Início » Memórias sociais » Hortas, uma tradição secular…
Sem comentários

Quem percorre a cintura de Alvalade, depara-se com um cordão verdejante que teima em abrandar o tempo. São as hortas dos alvaladenses. Pequenos pedaços de chão, vigiados por canaviais, árvores de fruto e velhas oliveiras, que guardam uma tradição e herança com muitos séculos de existência, transmitida de pais para filhos num compasso que a modernidade ainda não conseguiu apagar. Em tempos idos, que os cabelos brancos da terra ainda recordam bem, estas hortas eram parte importante do sustento da casa. Ir para a horta cavar a terra, desviar a água à enxada e sachar as sementeiras não era um passatempo… Era a força da necessidade. Tratava-se de amparar o orçamento da família, de poupar alguns escudos e garantir que a panela de ferro fervia em lume de chão com o que vinha da horta ou do quintal. Uma autêntica e generosa despensa viva, onde a janta se colhia diretamente do torrão: a batata, as cenouras e as couves no inverno, o feijão-verde, o tomate e a cebola no verão.
Hoje em dia, a vida corre de outra feição, mas os homens e algumas mulheres de Alvalade continuam a abrir os mesmos portões de rede ao erguer do dia ou ao cair da tarde. O que era uma obrigação dura transformou-se num refúgio para a alma. Estas hortas são agora o poiso ideal para ocupar os tempos mortos de forma sã. Ali, o rebanho de preocupações do dia-a-dia desaparece. O tempo passa a ser medido pelo vagar com que o tomate amadurece ou pelo viço com que a couve cresce para a panela.

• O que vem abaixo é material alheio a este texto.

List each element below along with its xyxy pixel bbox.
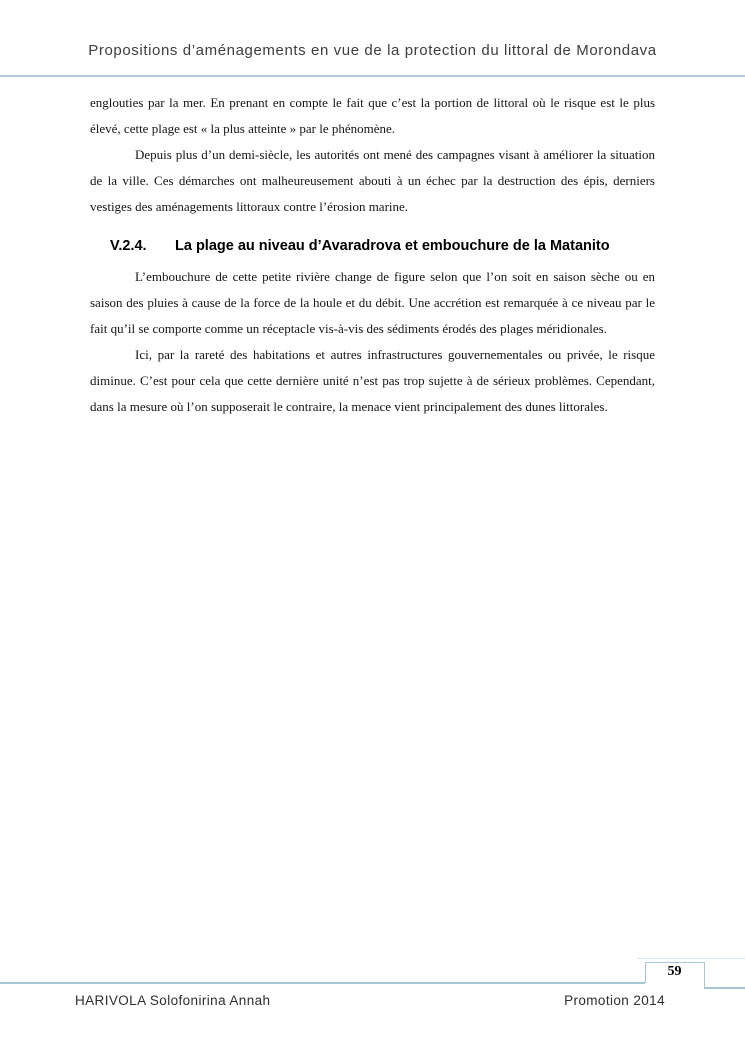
paragraph: Depuis plus d’un demi-siècle, les autori… [90,142,655,220]
paragraph: Ici, par la rareté des habitations et au… [90,342,655,420]
footer-rule-left [0,982,645,984]
paragraph: L’embouchure de cette petite rivière cha… [90,264,655,342]
section-title: La plage au niveau d’Avaradrova et embou… [175,235,655,257]
page-footer: HARIVOLA Solofonirina Annah Promotion 20… [75,993,665,1008]
footer-rule-right [704,987,745,989]
page-number: 59 [645,964,704,980]
page-header-title: Propositions d’aménagements en vue de la… [0,42,745,59]
page-number-box-top-edge [645,962,705,963]
header-rule [0,75,745,77]
footer-author: HARIVOLA Solofonirina Annah [75,993,270,1008]
footer-faint-line [637,958,745,959]
page-number-box-right-edge [704,962,705,988]
paragraph: englouties par la mer. En prenant en com… [90,90,655,142]
section-heading: V.2.4. La plage au niveau d’Avaradrova e… [110,235,655,257]
footer-promotion: Promotion 2014 [564,993,665,1008]
page-body: englouties par la mer. En prenant en com… [90,90,655,420]
section-number: V.2.4. [110,235,175,257]
document-page: Propositions d’aménagements en vue de la… [0,0,745,1053]
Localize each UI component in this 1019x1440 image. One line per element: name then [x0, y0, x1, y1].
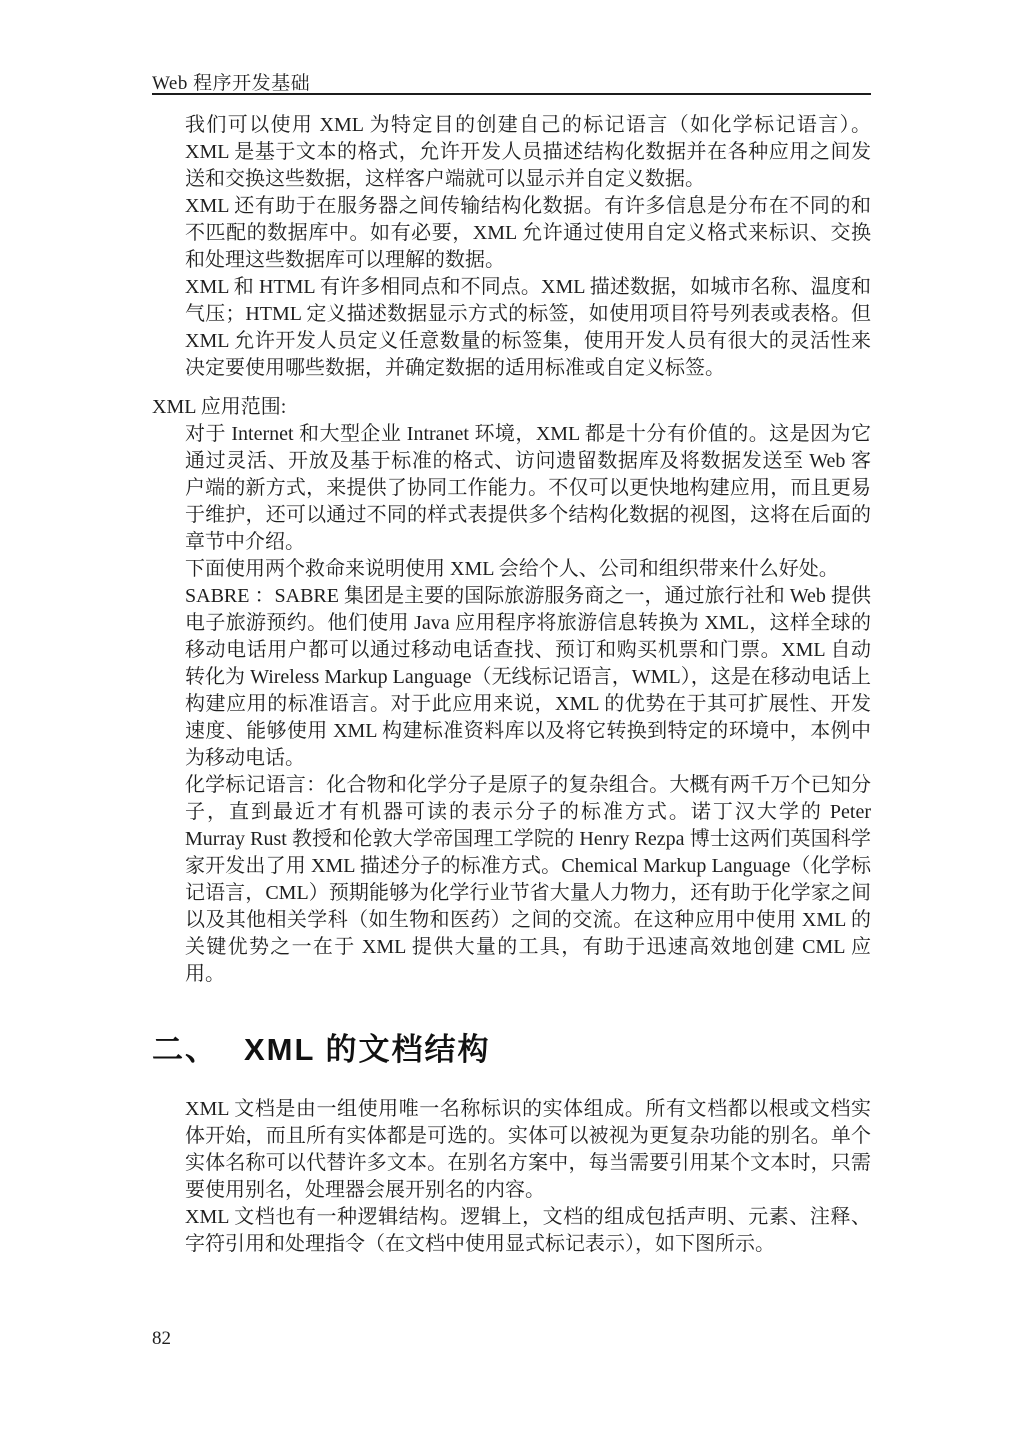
- paragraph-intro-1: 我们可以使用 XML 为特定目的创建自己的标记语言（如化学标记语言）。XML 是…: [185, 112, 871, 193]
- paragraph-section2-1: XML 文档是由一组使用唯一名称标识的实体组成。所有文档都以根或文档实体开始，而…: [185, 1096, 871, 1204]
- section-heading-title: XML 的文档结构: [244, 1032, 491, 1067]
- paragraph-scope-1: 对于 Internet 和大型企业 Intranet 环境，XML 都是十分有价…: [185, 421, 871, 556]
- running-header-title: Web 程序开发基础: [152, 68, 310, 95]
- paragraph-intro-2: XML 还有助于在服务器之间传输结构化数据。有许多信息是分布在不同的和不匹配的数…: [185, 193, 871, 274]
- document-page: Web 程序开发基础 我们可以使用 XML 为特定目的创建自己的标记语言（如化学…: [0, 0, 1019, 1440]
- paragraph-scope-3: SABRE ：SABRE 集团是主要的国际旅游服务商之一，通过旅行社和 Web …: [185, 583, 871, 772]
- header-rule: [152, 93, 871, 95]
- section-heading-number: 二、: [152, 1032, 218, 1067]
- paragraph-scope-4: 化学标记语言：化合物和化学分子是原子的复杂组合。大概有两千万个已知分子，直到最近…: [185, 772, 871, 988]
- paragraph-scope-2: 下面使用两个救命来说明使用 XML 会给个人、公司和组织带来什么好处。: [185, 556, 871, 583]
- section-heading: 二、XML 的文档结构: [152, 1030, 871, 1070]
- document-body: 我们可以使用 XML 为特定目的创建自己的标记语言（如化学标记语言）。XML 是…: [152, 112, 871, 1258]
- section-label-xml-scope: XML 应用范围:: [152, 394, 871, 421]
- paragraph-section2-2: XML 文档也有一种逻辑结构。逻辑上，文档的组成包括声明、元素、注释、字符引用和…: [185, 1204, 871, 1258]
- page-number: 82: [152, 1328, 171, 1350]
- paragraph-intro-3: XML 和 HTML 有许多相同点和不同点。XML 描述数据，如城市名称、温度和…: [185, 274, 871, 382]
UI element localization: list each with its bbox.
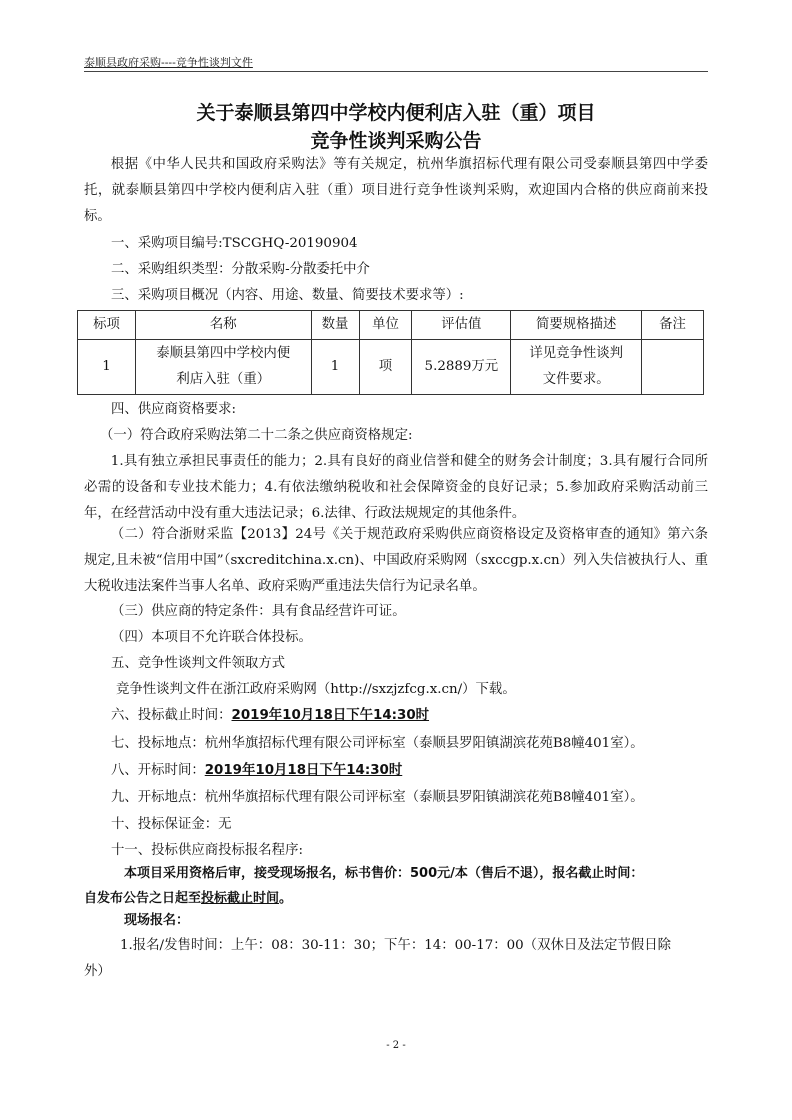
col-header-unit: 单位	[359, 311, 412, 340]
opening-time-value: 2019年10月18日下午14:30时	[205, 763, 403, 778]
procurement-items-table: 标项 名称 数量 单位 评估值 简要规格描述 备注 1 泰顺县第四中学校内便 利…	[77, 310, 704, 395]
section-4-1-heading: （一）符合政府采购法第二十二条之供应商资格规定:	[84, 423, 724, 449]
cell-item-no: 1	[78, 340, 136, 395]
section-1-project-number: 一、采购项目编号:TSCGHQ-20190904	[84, 231, 735, 257]
running-header: 泰顺县政府采购----竞争性谈判文件	[84, 56, 708, 70]
cell-spec-line1: 详见竞争性谈判	[515, 341, 637, 367]
cell-name: 泰顺县第四中学校内便 利店入驻（重）	[135, 340, 311, 395]
document-title-line2: 竞争性谈判采购公告	[84, 126, 708, 153]
col-header-estimate: 评估值	[412, 311, 511, 340]
section-2-org-type: 二、采购组织类型：分散采购-分散委托中介	[84, 257, 735, 283]
section-9-opening-location: 九、开标地点：杭州华旗招标代理有限公司评标室（泰顺县罗阳镇湖滨花苑B8幢401室…	[84, 785, 735, 811]
col-header-spec: 简要规格描述	[511, 311, 642, 340]
intro-paragraph: 根据《中华人民共和国政府采购法》等有关规定，杭州华旗招标代理有限公司受泰顺县第四…	[84, 152, 708, 230]
section-7-bid-location: 七、投标地点：杭州华旗招标代理有限公司评标室（泰顺县罗阳镇湖滨花苑B8幢401室…	[84, 731, 735, 757]
section-4-qualifications: 四、供应商资格要求:	[84, 397, 735, 423]
registration-terms-line1: 本项目采用资格后审，接受现场报名，标书售价：500元/本（售后不退），报名截止时…	[84, 861, 748, 887]
col-header-remark: 备注	[642, 311, 704, 340]
header-divider	[84, 71, 708, 72]
cell-spec-line2: 文件要求。	[515, 367, 637, 393]
cell-remark	[642, 340, 704, 395]
period-mark: 。	[279, 891, 292, 906]
deadline-label: 六、投标截止时间：	[111, 708, 232, 723]
document-page: 泰顺县政府采购----竞争性谈判文件 关于泰顺县第四中学校内便利店入驻（重）项目…	[0, 0, 792, 1120]
cell-quantity: 1	[311, 340, 359, 395]
registration-period-text: 自发布公告之日起至	[84, 891, 201, 906]
cell-unit: 项	[359, 340, 412, 395]
deadline-value: 2019年10月18日下午14:30时	[232, 708, 430, 723]
registration-deadline-ref: 投标截止时间	[201, 891, 279, 906]
section-10-bid-bond: 十、投标保证金：无	[84, 812, 735, 838]
cell-estimate: 5.2889万元	[412, 340, 511, 395]
registration-hours-line2: 外）	[84, 959, 708, 985]
onsite-registration-heading: 现场报名：	[84, 908, 748, 934]
section-4-2-detail: （二）符合浙财采监【2013】24号《关于规范政府采购供应商资格设定及资格审查的…	[84, 522, 708, 600]
cell-spec: 详见竞争性谈判 文件要求。	[511, 340, 642, 395]
document-title-line1: 关于泰顺县第四中学校内便利店入驻（重）项目	[84, 98, 708, 125]
section-4-3-special: （三）供应商的特定条件：具有食品经营许可证。	[84, 599, 735, 625]
section-4-4-consortium: （四）本项目不允许联合体投标。	[84, 625, 735, 651]
table-header-row: 标项 名称 数量 单位 评估值 简要规格描述 备注	[78, 311, 704, 340]
section-5-doc-retrieval: 五、竞争性谈判文件领取方式	[84, 651, 735, 677]
section-5-detail: 竞争性谈判文件在浙江政府采购网（http://sxzjzfcg.x.cn/）下载…	[84, 677, 740, 703]
page-number: - 2 -	[0, 1040, 792, 1051]
cell-name-line2: 利店入驻（重）	[140, 367, 307, 393]
section-6-deadline: 六、投标截止时间：2019年10月18日下午14:30时	[84, 703, 735, 729]
opening-time-label: 八、开标时间：	[111, 763, 205, 778]
col-header-quantity: 数量	[311, 311, 359, 340]
section-3-overview: 三、采购项目概况（内容、用途、数量、简要技术要求等）:	[84, 283, 735, 309]
col-header-name: 名称	[135, 311, 311, 340]
section-4-1-detail: 1.具有独立承担民事责任的能力；2.具有良好的商业信誉和健全的财务会计制度；3.…	[84, 449, 708, 527]
cell-name-line1: 泰顺县第四中学校内便	[140, 341, 307, 367]
registration-hours-line1: 1.报名/发售时间：上午：08：30-11：30；下午：14：00-17：00（…	[84, 933, 744, 959]
section-8-opening-time: 八、开标时间：2019年10月18日下午14:30时	[84, 758, 735, 784]
col-header-item-no: 标项	[78, 311, 136, 340]
table-row: 1 泰顺县第四中学校内便 利店入驻（重） 1 项 5.2889万元 详见竞争性谈…	[78, 340, 704, 395]
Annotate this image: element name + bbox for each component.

À mesa de muitos alvaladenses, o maior luxo já não se compra na mercearia ou nos hipermercados, nem vem embrulhado em plásticos. O verdadeiro regalo é sentar a família à mesa e comer uma sopa de legumes, uma salada de tomate ou de alface que sabem, de facto, a terra. São hortícolas criados sem pressas e inteiramente despidos de tratamentos químicos. No fundo, sachar a horta transformou-se num desvelo: uma forma de cuidar da saúde, de colher o sustento da terra para o prato e de manter viva a identidade desta vila alentejana que, por vezes, teima em não esquecer as suas raízes…
_Luís Pedro Ramos, 23 de Julho de 2026.